For me, probably the most hair-on-the-back of the neck moment came with his song The Partisan, written in French and English. In English, he sings “and then the soldiers came.... she died without a whisper”. In French, he sings “Les Allemands”, rather than “the soldiers”. The Germans came. And this he sang to a crowd of 55,000, in which there were almost certainly the sons and daughters of survivors — and yes, many of them were and had been soldiers.
This was billed as a Concert of Peace and Reconciliation and much of the near $2 million proceeds have gone to the Bereaved Parents Circle, a group of Israelis and Palestinians who have lost members of their families to the continuing conflict. Cohen made several references to the group from the stage and said, in yet another reference to liturgy, that theirs was a “holy, holy, holy” undertaking which should receive support.
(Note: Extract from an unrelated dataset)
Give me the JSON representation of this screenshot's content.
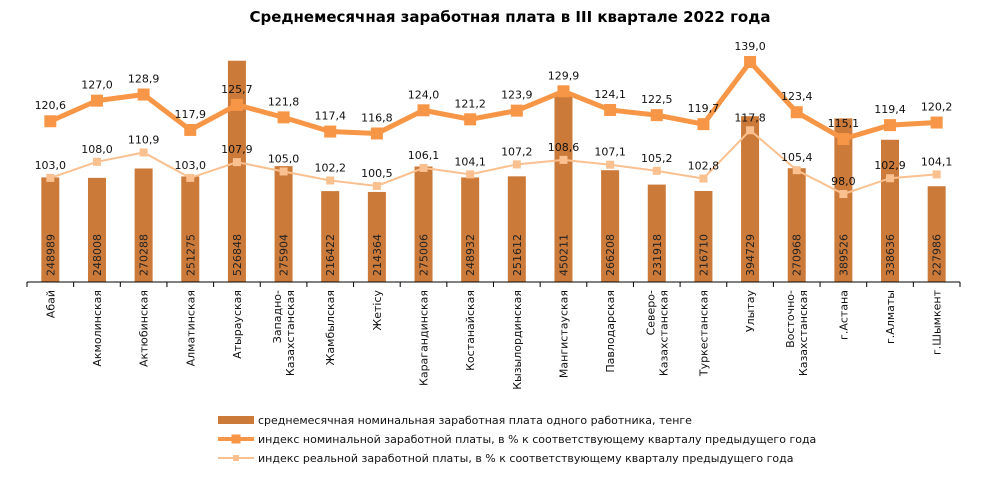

A friend told me that in recent years, any big pop star who took the trouble to learn “Shalom, Israel” when they took to the stage has been greeted with an almost pathetic, longing, response. Gosh, the outside world isn’t all bad. They don’t all hate us. See, Madonna said “Shalom”!
But with Leonard Cohen the response was different. What might have been thought cheesy or kitsch — his declaration of “Mah tovu”, “How goodly are thy tents” — achieved a different connotation.
This, after all, was Cohen, the grandson of a major Hebrew grammarian, the child of rabbis, and a committed Jew — even though he is also a Buddhist monk. This was Cohen who asked for the words of his songs to be translated into Hebrew subtitles, so that an awed crowd watched as the words of the Psalms, all of which they knew from childhood, floated across the screens.
And when in one of his three triumphant encores, Cohen let the crowd sing First we take Manhattan, then we take Berlin, there was a real sense of affirmation. We are here and we are here to stay, was the message.
And Leonard Cohen is Our Jew, and he has come home.